RBI’s new pilot project on Coin Vending Machines:

  • The RBI is getting ready to start a pilot experiment with banks to evaluate how well a coin-dispensing machine using QR codes works.

  • Instead of physically presenting banknotes, the vending machines would dispense coins with the necessary amount being deducted from the customer’s account through the United Payments Interface (UPI).
  • Consumers would have the choice to withdraw coins in the necessary numbers and denominations.
  • Here, making currencies more accessible is the main goal.
  • The machines are designed to be deployed in public locations like train stations, malls, and markets with an emphasis on convenience and accessibility.
  • The quantity of coins is unusually large, which creates an odd scenario. Despite their being a huge demand, it is taking up a lot of storage space and is not being dispersed correctly.
  • It was noticed that the money being put into the machines (for exchanging coins) was frequently fraudulent and couldn’t be examined at the time.
  • Little coins up to 50 paise are referred to as such, whereas rupee coins are those that are one rupee and beyond.
  • According to the most recent RBI bulletin, as of December 30 of last year, there were 28,857 crore rupee coins in circulation worldwide. The amount is up 7.2% from the same time last year.
  • The number of tiny coins in circulation, at 743 crore, remained constant.
  • The aforementioned sums might be contrasted with the amount of digital payments up until December 2022, which was estimated by the Digidhan Dashboard to be at 9,557.4 crore.
  • The number includes NEFT, IMPS, BHIM-UPI, mobile banking, and internet banking, among other things.
  • So, it is especially notable because the distribution of coins relies on UPI.
  • A pilot programme for the Central Bank Digital Currency is now underway at RBI (CBDC).
  • To be clear, my idea is not a “zero-sum contest of digital vs cash.”
  • By recirculating current coinage throughout the economy, the two may effortlessly complement one another.
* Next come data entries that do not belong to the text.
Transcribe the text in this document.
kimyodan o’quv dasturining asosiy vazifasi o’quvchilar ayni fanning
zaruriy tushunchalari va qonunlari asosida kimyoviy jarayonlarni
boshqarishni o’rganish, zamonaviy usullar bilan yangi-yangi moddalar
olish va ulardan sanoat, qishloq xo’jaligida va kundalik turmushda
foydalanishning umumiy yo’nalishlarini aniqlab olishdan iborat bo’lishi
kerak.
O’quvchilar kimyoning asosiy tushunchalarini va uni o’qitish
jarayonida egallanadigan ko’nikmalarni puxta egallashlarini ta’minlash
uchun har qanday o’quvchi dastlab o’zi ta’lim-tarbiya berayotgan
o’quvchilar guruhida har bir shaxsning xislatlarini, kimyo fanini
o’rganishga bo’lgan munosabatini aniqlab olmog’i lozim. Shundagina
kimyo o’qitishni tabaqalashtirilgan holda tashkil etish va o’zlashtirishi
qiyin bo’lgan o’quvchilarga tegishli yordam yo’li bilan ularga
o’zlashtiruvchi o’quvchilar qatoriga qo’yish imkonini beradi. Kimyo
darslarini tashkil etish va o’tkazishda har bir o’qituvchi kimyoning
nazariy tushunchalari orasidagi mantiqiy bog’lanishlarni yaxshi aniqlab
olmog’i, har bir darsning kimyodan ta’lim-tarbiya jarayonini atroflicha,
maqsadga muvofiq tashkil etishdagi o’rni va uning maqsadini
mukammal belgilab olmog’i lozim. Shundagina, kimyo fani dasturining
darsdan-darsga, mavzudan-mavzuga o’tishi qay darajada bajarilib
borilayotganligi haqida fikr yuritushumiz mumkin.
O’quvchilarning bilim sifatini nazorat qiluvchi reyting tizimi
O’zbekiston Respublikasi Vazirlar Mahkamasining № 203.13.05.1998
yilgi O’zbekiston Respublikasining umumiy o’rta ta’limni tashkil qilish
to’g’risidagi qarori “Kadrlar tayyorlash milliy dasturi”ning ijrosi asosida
  • The “AnmolJeevanAbhiyan” (Precious Life Campaign), a recent project in Barmer, Rajasthan, has inspired rural panchayats and homeowners to upgrade tanka construction by adding hand pumps and locking lids.

  • The “AnmolJeevanAbhiyan” (Precious Life Campaign) has urged local panchayats and home owners to build hand pumps and locking lids to tankas as structural additions.
  • The lightweight hand pumps made of fibre have two uses: they take water from the tank and avoid accidents and suicides.
  • The district government, United Nations Children’s Fund (UNICEF), and Action Aid launched the campaign together.
  • As many as 64 of the 171 suicide incidents recorded last year included women, and the bulk involved people who leapt into water tanks.
  • Even while the campaign has had an influence over the previous three to four months, it is now unable to be quantified due to its continuity, even though the number of suicide reports has steadily decreased.
  • It is also insured that no cattleheads or other animals fall into the tanks by permanently locking the metal covers on the tankas.